The Fountains of Paradise – Arthur C Clarke (1979)
One of Clarke’s running themes is that of Human Transcendence, a racial coming-of-age or puberty, during which we throw off the shackles of our irrational beliefs and, well, grow up.
‘Childhood’s End’ saw the human race guided through this process by an Elder Race, while in ‘2001: A Space Odyssey’, a single human is transformed by an Elder Race and returned to Earth to do much the same thing. ‘Fountains of Paradise’ is as joyous as the aforementioned books and thought of by many as Clarke’s best work.
The story follows engineer Vandevaar Morgan and his quest to build a space-elevator (see also Charles Sheffield’s ‘Web Between the Worlds’ and Robinson’s ‘Red Mars’. Robinson named the termini of the elevator ‘Clarke’ and ‘Sheffield’ as a tribute to the authors of the earlier books) anchored on Earth on the equatorial island of Taprobane (based on Clarke’s home of Sri Lanka).

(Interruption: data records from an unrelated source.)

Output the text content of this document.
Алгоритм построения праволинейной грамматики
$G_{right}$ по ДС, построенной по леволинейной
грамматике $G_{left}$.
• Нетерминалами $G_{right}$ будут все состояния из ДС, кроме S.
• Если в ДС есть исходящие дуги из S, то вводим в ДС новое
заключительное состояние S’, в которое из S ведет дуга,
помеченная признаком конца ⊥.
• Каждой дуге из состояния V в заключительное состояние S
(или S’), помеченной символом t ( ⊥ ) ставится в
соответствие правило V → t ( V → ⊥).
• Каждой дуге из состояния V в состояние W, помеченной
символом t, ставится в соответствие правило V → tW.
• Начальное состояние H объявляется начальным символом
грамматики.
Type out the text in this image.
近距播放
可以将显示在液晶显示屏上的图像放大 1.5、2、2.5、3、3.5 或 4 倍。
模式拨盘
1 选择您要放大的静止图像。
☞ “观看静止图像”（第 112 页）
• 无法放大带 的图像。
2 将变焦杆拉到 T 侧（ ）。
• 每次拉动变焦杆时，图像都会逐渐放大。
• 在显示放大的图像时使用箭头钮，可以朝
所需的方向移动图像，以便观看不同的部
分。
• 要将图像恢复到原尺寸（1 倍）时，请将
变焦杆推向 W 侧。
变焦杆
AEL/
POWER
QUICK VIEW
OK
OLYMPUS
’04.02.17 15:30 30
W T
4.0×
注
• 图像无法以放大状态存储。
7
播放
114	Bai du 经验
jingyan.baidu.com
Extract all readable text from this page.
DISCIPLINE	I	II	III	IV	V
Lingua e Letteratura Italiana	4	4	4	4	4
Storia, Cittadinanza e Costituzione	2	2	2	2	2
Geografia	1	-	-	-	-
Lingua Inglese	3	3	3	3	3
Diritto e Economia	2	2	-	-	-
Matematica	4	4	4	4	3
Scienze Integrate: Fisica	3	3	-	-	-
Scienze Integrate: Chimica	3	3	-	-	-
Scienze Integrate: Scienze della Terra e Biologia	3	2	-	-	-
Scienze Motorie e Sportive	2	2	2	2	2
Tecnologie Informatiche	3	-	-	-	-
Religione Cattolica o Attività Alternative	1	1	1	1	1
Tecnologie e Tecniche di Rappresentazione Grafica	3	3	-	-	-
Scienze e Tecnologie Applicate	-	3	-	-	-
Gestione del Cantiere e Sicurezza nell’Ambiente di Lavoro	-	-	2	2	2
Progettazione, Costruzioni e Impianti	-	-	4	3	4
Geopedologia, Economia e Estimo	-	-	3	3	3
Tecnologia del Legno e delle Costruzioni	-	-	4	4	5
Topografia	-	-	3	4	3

It’s interesting to note that in 1979 Clarke’s boundless optimism leads him to believe that major religions will fall into decline. By the end of the book the Vatican is mentioned, in passing, as being virtually bankrupt.
Indeed, the concept of God is dealt a final lethal blow by information from a passing alien AI (representative of the obligatory ELDER RACE) which reduces religion to an aberrant condition common only to mammalian intelligent species and generally abandoned by those races at a particular level of social and scientific development. Clarke also presents no argument against the destruction of a millennia-old Buddhist monastery to make way for his space-elevator, which (a minor complaint) slightly detracts from his sound points about Mankind’s immaturity with regard to organised religion, and seems at odds with the respect for history and tradition, which is shown to great effect elsewhere in the novel.
Sadly, with the events of September 11, 2001 and the rise of religious fundamentalism around the world, his optimistic prediction of a world freed from the chains of religious belief now seem rather naïve, as much as we would like to share in his hope for a rational future.
The narrative, initially, is sandwiched with the tale of King Kalidasa, who, two thousand years previously, created his own challenge to Heaven with the fabulous Palace of Yakkigala.
The brilliance of the book lies in the way Clarke takes a solid scientifically-provable principle and creates the reality of its potential for us. It is very likely that at some point in the future such a structure will be built.
It’s an exciting and exhilarating thought, made all the more engrossing by Clarke’s mastery of storytelling, the vividness of the setting, the attention to detail and the undoubted (for its time anyway) scientific accuracy.